FENOMENA COSPLAY PADA REMAJA DI WILAYAH SUBURBAN (Studi tentang 3 Cosplayer di Cilodong, Depok, Jawa Barat)
Main Author: | Chazella Junidar, . |
---|---|
Format: | Thesis NonPeerReviewed Book |
Bahasa: | eng |
Terbitan: |
, 2018
|
Subjects: | |
Online Access: |
http://repository.unj.ac.id/1486/1/SKRIPSI%20CHAZELLA%20JUNIDAR%204815122451%20PENDIDIKAN%20SOSIOLOGI.pdf http://repository.unj.ac.id/1486/ |
Daftar Isi:
- Penelitian ini bertujuan untuk mendeskripsikan bagaimana dampak yang terjadi sebagai akibat perkembangan budaya populer khususnya cosplay yang berada di wilayah suburban Cilodong pada kalangan remaja. Penelitian ini menggambarkan Cilodong sebagai kawasan suburban, perilaku remaja suburban terhadap fenomena cosplay di tengah masyarakat, serta konstruksi budaya populer dalam membentuk identitas sosial remaja suburban. Metodologi penelitian ini menggunakan pendekatan kualitatif, dengan teknik pengumpulan data observasi, wawancara, dokumentasi dan studi kepustakaan. Dalam penelitian ini, subjek penelitian terdiri dari 3 informan kunci yang merupakan remaja lokal yang aktif mengikuti perkembangan dunia cosplay.
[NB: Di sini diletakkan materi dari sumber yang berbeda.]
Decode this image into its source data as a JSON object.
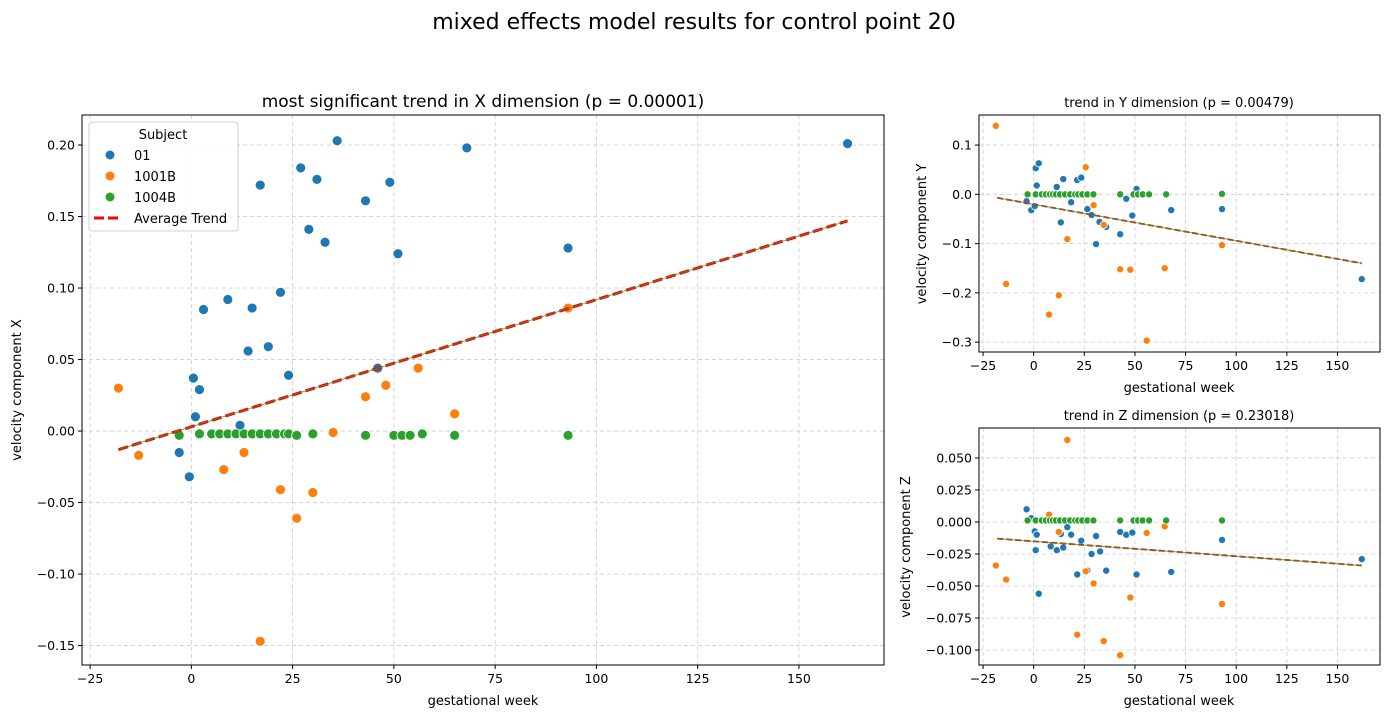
{
  "suptitle": "mixed effects model results for control point 20",
  "colors": {
    "01": "#1f77b4",
    "1001B": "#ff7f0e",
    "1004B": "#2ca02c",
    "trend": "#ff0000"
  },
  "chart_data": [
    {
      "type": "scatter",
      "title": "most significant trend in X dimension (p = 0.00001)",
      "xlabel": "gestational week",
      "ylabel": "velocity component X",
      "xlim": [
        -27,
        171
      ],
      "ylim": [
        -0.1636,
        0.221
      ],
      "grid": true,
      "xticks": [
        {
          "v": -25,
          "l": "−25"
        },
        {
          "v": 0,
          "l": "0"
        },
        {
          "v": 25,
          "l": "25"
        },
        {
          "v": 50,
          "l": "50"
        },
        {
          "v": 75,
          "l": "75"
        },
        {
          "v": 100,
          "l": "100"
        },
        {
          "v": 125,
          "l": "125"
        },
        {
          "v": 150,
          "l": "150"
        }
      ],
      "yticks": [
        {
          "v": -0.15,
          "l": "−0.15"
        },
        {
          "v": -0.1,
          "l": "−0.10"
        },
        {
          "v": -0.05,
          "l": "−0.05"
        },
        {
          "v": 0,
          "l": "0.00"
        },
        {
          "v": 0.05,
          "l": "0.05"
        },
        {
          "v": 0.1,
          "l": "0.10"
        },
        {
          "v": 0.15,
          "l": "0.15"
        },
        {
          "v": 0.2,
          "l": "0.20"
        }
      ],
      "legend": {
        "title": "Subject",
        "placement": "upper-left",
        "entries": [
          "01",
          "1001B",
          "1004B",
          "Average Trend"
        ]
      },
      "series": [
        {
          "name": "01",
          "points": [
            [
              -3,
              -0.015
            ],
            [
              -0.5,
              -0.032
            ],
            [
              0.5,
              0.037
            ],
            [
              1,
              0.01
            ],
            [
              2,
              0.029
            ],
            [
              3,
              0.085
            ],
            [
              9,
              0.092
            ],
            [
              12,
              0.004
            ],
            [
              14,
              0.056
            ],
            [
              15,
              0.086
            ],
            [
              17,
              0.172
            ],
            [
              19,
              0.059
            ],
            [
              22,
              0.097
            ],
            [
              24,
              0.039
            ],
            [
              27,
              0.184
            ],
            [
              29,
              0.141
            ],
            [
              31,
              0.176
            ],
            [
              33,
              0.132
            ],
            [
              36,
              0.203
            ],
            [
              43,
              0.161
            ],
            [
              46,
              0.044
            ],
            [
              49,
              0.174
            ],
            [
              51,
              0.124
            ],
            [
              68,
              0.198
            ],
            [
              93,
              0.128
            ],
            [
              162,
              0.201
            ]
          ]
        },
        {
          "name": "1001B",
          "points": [
            [
              -18,
              0.03
            ],
            [
              -13,
              -0.017
            ],
            [
              8,
              -0.027
            ],
            [
              13,
              -0.015
            ],
            [
              17,
              -0.147
            ],
            [
              22,
              -0.041
            ],
            [
              26,
              -0.061
            ],
            [
              30,
              -0.043
            ],
            [
              35,
              -0.001
            ],
            [
              43,
              0.024
            ],
            [
              48,
              0.032
            ],
            [
              56,
              0.044
            ],
            [
              65,
              0.012
            ],
            [
              93,
              0.086
            ]
          ]
        },
        {
          "name": "1004B",
          "points": [
            [
              -3,
              -0.003
            ],
            [
              2,
              -0.002
            ],
            [
              5,
              -0.002
            ],
            [
              7,
              -0.002
            ],
            [
              9,
              -0.002
            ],
            [
              11,
              -0.002
            ],
            [
              13,
              -0.002
            ],
            [
              15,
              -0.002
            ],
            [
              17,
              -0.002
            ],
            [
              19,
              -0.002
            ],
            [
              21,
              -0.002
            ],
            [
              23,
              -0.002
            ],
            [
              24,
              -0.002
            ],
            [
              26,
              -0.003
            ],
            [
              30,
              -0.002
            ],
            [
              43,
              -0.003
            ],
            [
              50,
              -0.003
            ],
            [
              52,
              -0.003
            ],
            [
              54,
              -0.003
            ],
            [
              57,
              -0.002
            ],
            [
              65,
              -0.003
            ],
            [
              93,
              -0.003
            ]
          ]
        }
      ],
      "trend": {
        "name": "Average Trend",
        "points": [
          [
            -18,
            -0.013
          ],
          [
            162,
            0.147
          ]
        ]
      }
    },
    {
      "type": "scatter",
      "title": "trend in Y dimension (p = 0.00479)",
      "xlabel": "gestational week",
      "ylabel": "velocity component Y",
      "xlim": [
        -27,
        171
      ],
      "ylim": [
        -0.32,
        0.161
      ],
      "grid": true,
      "xticks": [
        {
          "v": -25,
          "l": "−25"
        },
        {
          "v": 0,
          "l": "0"
        },
        {
          "v": 25,
          "l": "25"
        },
        {
          "v": 50,
          "l": "50"
        },
        {
          "v": 75,
          "l": "75"
        },
        {
          "v": 100,
          "l": "100"
        },
        {
          "v": 125,
          "l": "125"
        },
        {
          "v": 150,
          "l": "150"
        }
      ],
      "yticks": [
        {
          "v": -0.3,
          "l": "−0.3"
        },
        {
          "v": -0.2,
          "l": "−0.2"
        },
        {
          "v": -0.1,
          "l": "−0.1"
        },
        {
          "v": 0,
          "l": "0.0"
        },
        {
          "v": 0.1,
          "l": "0.1"
        }
      ],
      "series": [
        {
          "name": "01",
          "points": [
            [
              -3.5,
              -0.014
            ],
            [
              -1.2,
              -0.032
            ],
            [
              0.5,
              -0.024
            ],
            [
              1,
              0.053
            ],
            [
              1.5,
              0.018
            ],
            [
              2.5,
              0.063
            ],
            [
              11.4,
              0.015
            ],
            [
              13.4,
              -0.057
            ],
            [
              14.6,
              0.031
            ],
            [
              18.5,
              -0.016
            ],
            [
              21.5,
              0.029
            ],
            [
              23.5,
              0.034
            ],
            [
              26.5,
              -0.03
            ],
            [
              28.6,
              -0.042
            ],
            [
              30.8,
              -0.101
            ],
            [
              32.5,
              -0.056
            ],
            [
              35.8,
              -0.066
            ],
            [
              42.7,
              -0.081
            ],
            [
              45.7,
              -0.009
            ],
            [
              48.7,
              -0.043
            ],
            [
              50.8,
              0.011
            ],
            [
              67.9,
              -0.032
            ],
            [
              93,
              -0.03
            ],
            [
              162,
              -0.172
            ]
          ]
        },
        {
          "name": "1001B",
          "points": [
            [
              -18.7,
              0.139
            ],
            [
              -13.6,
              -0.182
            ],
            [
              7.6,
              -0.244
            ],
            [
              12.4,
              -0.205
            ],
            [
              16.6,
              -0.091
            ],
            [
              25.7,
              0.055
            ],
            [
              29.6,
              -0.022
            ],
            [
              34.6,
              -0.062
            ],
            [
              42.7,
              -0.152
            ],
            [
              47.7,
              -0.153
            ],
            [
              55.8,
              -0.297
            ],
            [
              64.7,
              -0.15
            ],
            [
              93,
              -0.103
            ]
          ]
        },
        {
          "name": "1004B",
          "points": [
            [
              -3,
              0
            ],
            [
              1,
              0
            ],
            [
              4,
              0
            ],
            [
              6,
              0
            ],
            [
              8,
              0
            ],
            [
              9.5,
              0
            ],
            [
              11,
              0
            ],
            [
              13,
              0
            ],
            [
              15.5,
              0
            ],
            [
              18,
              0
            ],
            [
              20.5,
              0
            ],
            [
              22,
              0
            ],
            [
              24,
              0
            ],
            [
              26.5,
              0
            ],
            [
              29.5,
              0
            ],
            [
              42.7,
              0
            ],
            [
              49.3,
              0
            ],
            [
              51.5,
              0
            ],
            [
              53.8,
              0
            ],
            [
              57,
              0
            ],
            [
              65.4,
              0
            ],
            [
              93,
              0.001
            ]
          ]
        }
      ],
      "trend": {
        "points": [
          [
            -18,
            -0.007
          ],
          [
            162,
            -0.14
          ]
        ]
      }
    },
    {
      "type": "scatter",
      "title": "trend in Z dimension (p = 0.23018)",
      "xlabel": "gestational week",
      "ylabel": "velocity component Z",
      "xlim": [
        -27,
        171
      ],
      "ylim": [
        -0.1117,
        0.0734
      ],
      "grid": true,
      "xticks": [
        {
          "v": -25,
          "l": "−25"
        },
        {
          "v": 0,
          "l": "0"
        },
        {
          "v": 25,
          "l": "25"
        },
        {
          "v": 50,
          "l": "50"
        },
        {
          "v": 75,
          "l": "75"
        },
        {
          "v": 100,
          "l": "100"
        },
        {
          "v": 125,
          "l": "125"
        },
        {
          "v": 150,
          "l": "150"
        }
      ],
      "yticks": [
        {
          "v": -0.1,
          "l": "−0.100"
        },
        {
          "v": -0.075,
          "l": "−0.075"
        },
        {
          "v": -0.05,
          "l": "−0.050"
        },
        {
          "v": -0.025,
          "l": "−0.025"
        },
        {
          "v": 0,
          "l": "0.000"
        },
        {
          "v": 0.025,
          "l": "0.025"
        },
        {
          "v": 0.05,
          "l": "0.050"
        }
      ],
      "series": [
        {
          "name": "01",
          "points": [
            [
              -3.5,
              0.0099
            ],
            [
              -1.2,
              0.003
            ],
            [
              0.5,
              -0.0073
            ],
            [
              1,
              -0.022
            ],
            [
              1.5,
              -0.0099
            ],
            [
              2.5,
              -0.056
            ],
            [
              8.4,
              -0.019
            ],
            [
              11.4,
              -0.022
            ],
            [
              13.4,
              -0.0094
            ],
            [
              14.6,
              -0.02
            ],
            [
              16.6,
              -0.004
            ],
            [
              18.5,
              -0.0099
            ],
            [
              21.5,
              -0.041
            ],
            [
              23.5,
              -0.0146
            ],
            [
              26.5,
              -0.038
            ],
            [
              28.6,
              -0.025
            ],
            [
              30.8,
              -0.011
            ],
            [
              32.8,
              -0.023
            ],
            [
              35.8,
              -0.038
            ],
            [
              42.7,
              -0.0078
            ],
            [
              45.7,
              -0.01
            ],
            [
              48.7,
              -0.0083
            ],
            [
              50.8,
              -0.041
            ],
            [
              67.9,
              -0.039
            ],
            [
              93,
              -0.014
            ],
            [
              162,
              -0.029
            ]
          ]
        },
        {
          "name": "1001B",
          "points": [
            [
              -18.7,
              -0.034
            ],
            [
              -13.6,
              -0.045
            ],
            [
              7.6,
              0.0057
            ],
            [
              12.4,
              -0.0078
            ],
            [
              16.6,
              0.064
            ],
            [
              21.5,
              -0.088
            ],
            [
              25.7,
              -0.0385
            ],
            [
              29.6,
              -0.048
            ],
            [
              34.6,
              -0.093
            ],
            [
              42.7,
              -0.104
            ],
            [
              47.7,
              -0.059
            ],
            [
              55.8,
              -0.0086
            ],
            [
              64.7,
              -0.0034
            ],
            [
              93,
              -0.064
            ]
          ]
        },
        {
          "name": "1004B",
          "points": [
            [
              -3,
              0.0012
            ],
            [
              1,
              0.0012
            ],
            [
              4,
              0.0012
            ],
            [
              6,
              0.0012
            ],
            [
              8,
              0.0012
            ],
            [
              9.5,
              0.0012
            ],
            [
              11,
              0.0012
            ],
            [
              13,
              0.0012
            ],
            [
              15.5,
              0.0012
            ],
            [
              18,
              0.0012
            ],
            [
              20.5,
              0.0012
            ],
            [
              22,
              0.0012
            ],
            [
              24,
              0.0012
            ],
            [
              26.5,
              0.0012
            ],
            [
              29.5,
              0.0012
            ],
            [
              42.7,
              0.0012
            ],
            [
              49.3,
              0.0012
            ],
            [
              51.5,
              0.0012
            ],
            [
              53.8,
              0.0012
            ],
            [
              57,
              0.0012
            ],
            [
              65.4,
              0.0012
            ],
            [
              93,
              0.0012
            ]
          ]
        }
      ],
      "trend": {
        "points": [
          [
            -18,
            -0.013
          ],
          [
            162,
            -0.034
          ]
        ]
      }
    }
  ]
}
Hasil penelitian ini menemukan bahwa budaya populer khususnya fenomena cosplay sudah menyebar ke seluruh lapisan masyarakat. Pasalnya budaya populer tersebut yang awal kemunculannya dimulai dari perkotaan, saat ini sudah menyebar ke masyarakat di wilayah suburban atau pinggiran kota. Hal ini ditandai dengan kemajuan teknologi yang dapat mengakses informasi tanpa batas. Sehingga remaja suburban pun mulai mengenal dunia anime, manga dan cosplay. Selain itu, pengaruh teman sebaya, festival-festival yang bercorak Jepang dan juga game memiliki andil yang besar pula dalam pembentukan dan kemunculan komunitas cosplay di Cilodong. Kemunculan cosplayer di Cilodong telah membawa sedikit perubahan terhadap identitas sosial remaja dan juga gaya hidup remaja di wilayah suburban Cilodong. Pola konsumtif para remaja suburban merupakan efek dari perubahan sosial sebagai akibat globalisasi budaya. Melalui fenomena cosplay, menimbulkan berbagai asumsi bernilai negatif. Maka dari itu diperlukan institusi pendidikan sebagai jembatan untuk menyaring budaya yang masuk agar tidak berdampak tergerusnya nilai-nilai kearifan lokal.